I have been thinking up an interesting scenario in my head, and I'm convinced the answer is a simple one that I'm overlooking. However, I've been at it for a while and decided to post the concept here and get some eyes on it.
Let's say your topology includes a pair of Nexus 7Ks, a pair of Nexus 5Ks, and a single server running VMware ESXI (lets say the vSwitch is the Nexus 1000v). This is just a simple rackmount server without anything special like a Cisco VIC - just a pair of NICs connected to the same vSwitch.
Because of this, we're able to choose between pretty much two vSwitch load sharing policies. In vSphere, the default policy is "route based on originating virtual port ID" - which isnt' exactly the identical to, but will result in the same general behavior as source MAC hashing. Let's say we're using the same policy on our Nexus 1000v. Effectively, a single source in the hypervisor will only send traffic up one link. This means that traffic from this virtual machine should only ever go to one Nexus 5K in the pair.
The result as shown above is that this virtual machine's MAC address is learned on po13 on both 5Ks (synchronized to the other switch because of the vPC peer-link). Traffic from the 5K to the 7K pair is load balanced based on ip hash, so it could go to either 7K from there, but that doesn't matter because, again, vPC synchronization will result in that MAC address being learned on port channel 12 in any case. I don't see a problem in this topology because MAC addresses can only be learned on one interface (even if it's a port channel interface).
However, things get more interesting when we start load-balancing based on IP hash on the server as well. In this scenario, traffic from a single virtual machine (and therefore single MAC address) could egress out of either link - it all depends on the IP source and destination.
From a 5K perspective, we don't have a problem - even if we send traffic up both links to the 5K pair, vPC synchronization once again saves the day and the MAC address tables on both 5Ks read correctly that the MAC address for our virtual machine has been learned on po13.
This gets to be a problem when you realize that both 5K switches are connected to the 7K pair on separate vPCs (and separate port channel IDs). Since traffic from our virtual machine will be entering the 7K pair from both 5Ks, this MAC address will be learned on po11 and po12 alternately - a less brutal way of describing a MAC flap. vPC synchronization doesn't help us here because the MAC address is being learned on multiple interfaces - vPC synchronization only helps us if the other switch is receiving frames from the same source on the same interface name, which is not the case here.
As a result of this, I'm concerned I'm missing something fundamental to how these components work. Anyone who can help and point out my gap in knowledge is certainly welcome to do so.
I understand the issue and I ask you why do not use a vpc with back-to-back topology?
In your scenario you are connecting a "single switch" (vpc N5K domain) with two different switches above that are talking to each other.
Although you are protected from L2 loop in the vpc loop prevention mechanism (in the N5K vpc domain) you still can face mac issues and duplicate frames from this design.
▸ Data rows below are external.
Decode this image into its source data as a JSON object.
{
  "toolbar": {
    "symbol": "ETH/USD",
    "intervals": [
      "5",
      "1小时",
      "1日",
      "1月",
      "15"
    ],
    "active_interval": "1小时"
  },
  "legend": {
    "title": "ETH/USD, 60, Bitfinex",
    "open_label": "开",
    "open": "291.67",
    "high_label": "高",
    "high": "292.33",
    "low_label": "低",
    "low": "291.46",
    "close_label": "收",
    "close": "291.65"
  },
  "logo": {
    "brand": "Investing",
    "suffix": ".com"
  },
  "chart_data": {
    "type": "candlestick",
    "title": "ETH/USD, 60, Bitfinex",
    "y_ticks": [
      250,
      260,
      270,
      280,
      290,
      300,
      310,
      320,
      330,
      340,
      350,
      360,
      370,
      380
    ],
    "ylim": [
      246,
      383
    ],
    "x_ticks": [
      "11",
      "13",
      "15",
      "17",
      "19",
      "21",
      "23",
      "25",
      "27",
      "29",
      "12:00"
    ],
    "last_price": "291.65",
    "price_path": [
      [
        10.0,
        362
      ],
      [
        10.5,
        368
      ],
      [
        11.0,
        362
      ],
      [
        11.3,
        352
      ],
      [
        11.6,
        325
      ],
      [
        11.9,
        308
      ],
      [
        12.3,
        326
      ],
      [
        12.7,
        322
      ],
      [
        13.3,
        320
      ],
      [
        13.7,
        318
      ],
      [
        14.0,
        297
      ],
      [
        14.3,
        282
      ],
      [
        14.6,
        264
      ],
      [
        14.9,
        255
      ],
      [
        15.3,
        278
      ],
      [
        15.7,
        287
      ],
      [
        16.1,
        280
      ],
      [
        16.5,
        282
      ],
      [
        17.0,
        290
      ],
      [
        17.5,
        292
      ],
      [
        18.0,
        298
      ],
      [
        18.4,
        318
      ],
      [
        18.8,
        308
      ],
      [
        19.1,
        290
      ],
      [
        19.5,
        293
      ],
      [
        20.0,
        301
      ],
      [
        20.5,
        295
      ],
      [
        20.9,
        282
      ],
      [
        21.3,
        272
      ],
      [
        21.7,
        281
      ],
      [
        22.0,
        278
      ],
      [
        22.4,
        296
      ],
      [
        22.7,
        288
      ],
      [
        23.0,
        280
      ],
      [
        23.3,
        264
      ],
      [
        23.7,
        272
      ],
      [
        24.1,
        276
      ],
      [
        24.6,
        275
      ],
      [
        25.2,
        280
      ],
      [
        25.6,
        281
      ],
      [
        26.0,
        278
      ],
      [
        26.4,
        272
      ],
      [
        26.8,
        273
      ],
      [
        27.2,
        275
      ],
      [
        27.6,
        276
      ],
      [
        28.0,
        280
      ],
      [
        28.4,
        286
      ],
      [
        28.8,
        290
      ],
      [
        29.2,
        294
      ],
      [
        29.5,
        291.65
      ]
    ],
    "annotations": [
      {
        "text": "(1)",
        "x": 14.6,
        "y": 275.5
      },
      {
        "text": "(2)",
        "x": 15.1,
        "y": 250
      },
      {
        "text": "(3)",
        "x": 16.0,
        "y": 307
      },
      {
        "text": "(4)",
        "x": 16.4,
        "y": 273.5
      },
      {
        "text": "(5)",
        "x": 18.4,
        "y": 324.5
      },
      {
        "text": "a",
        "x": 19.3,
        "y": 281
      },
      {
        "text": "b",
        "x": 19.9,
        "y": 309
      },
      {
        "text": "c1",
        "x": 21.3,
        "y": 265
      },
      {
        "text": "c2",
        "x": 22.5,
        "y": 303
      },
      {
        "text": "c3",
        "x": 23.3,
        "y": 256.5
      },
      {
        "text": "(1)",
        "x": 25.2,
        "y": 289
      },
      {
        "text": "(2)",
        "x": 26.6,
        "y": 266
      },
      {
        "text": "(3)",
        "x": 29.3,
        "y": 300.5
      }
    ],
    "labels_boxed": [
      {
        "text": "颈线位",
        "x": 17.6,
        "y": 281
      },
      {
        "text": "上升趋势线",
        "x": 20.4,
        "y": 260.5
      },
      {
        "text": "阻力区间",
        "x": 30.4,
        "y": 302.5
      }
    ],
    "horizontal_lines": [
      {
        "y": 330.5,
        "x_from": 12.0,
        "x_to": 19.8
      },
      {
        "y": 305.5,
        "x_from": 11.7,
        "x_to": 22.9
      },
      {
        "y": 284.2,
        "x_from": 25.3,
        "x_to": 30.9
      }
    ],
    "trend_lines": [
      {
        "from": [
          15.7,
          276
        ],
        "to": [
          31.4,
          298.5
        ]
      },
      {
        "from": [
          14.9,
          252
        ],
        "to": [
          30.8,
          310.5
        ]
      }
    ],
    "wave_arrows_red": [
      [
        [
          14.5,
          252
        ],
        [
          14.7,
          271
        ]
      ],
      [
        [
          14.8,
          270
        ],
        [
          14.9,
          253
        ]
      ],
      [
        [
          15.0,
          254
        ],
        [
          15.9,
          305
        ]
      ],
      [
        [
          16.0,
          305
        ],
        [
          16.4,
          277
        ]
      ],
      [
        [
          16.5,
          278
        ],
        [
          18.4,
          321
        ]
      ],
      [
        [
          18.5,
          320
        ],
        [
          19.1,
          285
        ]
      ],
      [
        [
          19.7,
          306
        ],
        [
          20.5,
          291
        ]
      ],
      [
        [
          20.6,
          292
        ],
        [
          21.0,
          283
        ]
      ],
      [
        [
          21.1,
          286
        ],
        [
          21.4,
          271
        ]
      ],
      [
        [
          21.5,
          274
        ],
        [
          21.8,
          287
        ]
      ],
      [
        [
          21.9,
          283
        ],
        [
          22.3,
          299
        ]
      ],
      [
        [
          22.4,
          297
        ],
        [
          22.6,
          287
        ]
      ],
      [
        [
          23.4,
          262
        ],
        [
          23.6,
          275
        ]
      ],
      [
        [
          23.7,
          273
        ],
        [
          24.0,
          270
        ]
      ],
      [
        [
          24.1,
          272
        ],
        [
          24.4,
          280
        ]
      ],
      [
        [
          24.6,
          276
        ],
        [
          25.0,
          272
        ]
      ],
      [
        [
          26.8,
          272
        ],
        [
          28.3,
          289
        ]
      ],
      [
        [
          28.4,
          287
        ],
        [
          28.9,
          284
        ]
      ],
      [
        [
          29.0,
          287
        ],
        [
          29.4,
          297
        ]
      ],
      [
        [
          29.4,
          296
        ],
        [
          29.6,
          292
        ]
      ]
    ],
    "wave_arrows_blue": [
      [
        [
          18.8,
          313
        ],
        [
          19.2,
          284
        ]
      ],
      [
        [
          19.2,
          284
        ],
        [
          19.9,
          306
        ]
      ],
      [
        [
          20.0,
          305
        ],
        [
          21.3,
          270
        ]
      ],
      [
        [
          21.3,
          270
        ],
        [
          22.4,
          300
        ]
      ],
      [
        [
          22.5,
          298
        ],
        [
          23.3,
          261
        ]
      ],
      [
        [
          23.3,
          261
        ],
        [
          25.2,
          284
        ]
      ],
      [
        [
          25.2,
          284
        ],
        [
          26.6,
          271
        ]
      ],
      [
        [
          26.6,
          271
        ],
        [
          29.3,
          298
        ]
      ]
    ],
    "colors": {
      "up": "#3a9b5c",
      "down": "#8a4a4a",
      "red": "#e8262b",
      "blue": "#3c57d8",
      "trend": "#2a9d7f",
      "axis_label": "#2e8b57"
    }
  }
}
I had considered back-to-back vPC but was interested to know if that's the right direction. So in this topology, the only proper configuration is a back-to-back vPC, and my concerns about MAC flapping are valid?
EDIT: Better yet, what if the two switches on top weren't Nexus switches - or even capable of any kind of MLAG? Wouldn't we have the same problem?
I can see a lot of problems that can happen, not just about mac flapping but L2 inconsistency overall.
If you have in the upstream a different kind of box, you can not connect them as a loop or this box will learn the same mac from two different sources or you will take blocked links by spanning-tree.
A vpc back-to-back topology is the best option for sure, if you have vlans overlapping among the boxes or not. It will give you all paths as active and no L2 issues.
Thanks, Richard. So what I'm hearing is that when you have two pairs of vPC-capable switches like this, and you're not using anything like FabricPath, then back-to-back vPC is really the way to go. Right?
Not that I don't believe you (because I do ) but I'm very interested in any documentation you may know about that talks about this scenario, and that recommends a back-to-back topology. I'm going to use this example in a few teaching excercises and it'd be nice to have material to cite.
Definitely vpc B2B is the best option for L2 without fabricpath.
About documentation, the only thing related is that vpc b2b is fully supported, since you keep the vpc domains with different numbers.
You can find some documentation in the DCI subject that also mention vpc b2b.
Please rate useful answers.
Interesting discussion. And great that you took the time to produce diagrams to clearly explain the problem.
Nothing to add over and above what Richard has already stated, but on the documentation side of things, it may be worth reviewing the Design and Configuration Guide: Best Practices for Virtual Port Channels (vPC) on Cisco Nexus 7000 Series Switches.
If you look at the section vPC Deployment scenarios from page 8, this discusses single and double sided (back-to-back) vPC. For the latter it provides a number of benefits that double-sided vPC offers over single sided vPC.
Normal Spanning-tree process would put either Po11 or Po12 in Blocking, assuming that the N7K is the root. The VPC peer-link is ALWAYS forwarding, but that doesn't mean that both uplinks would be forwarding.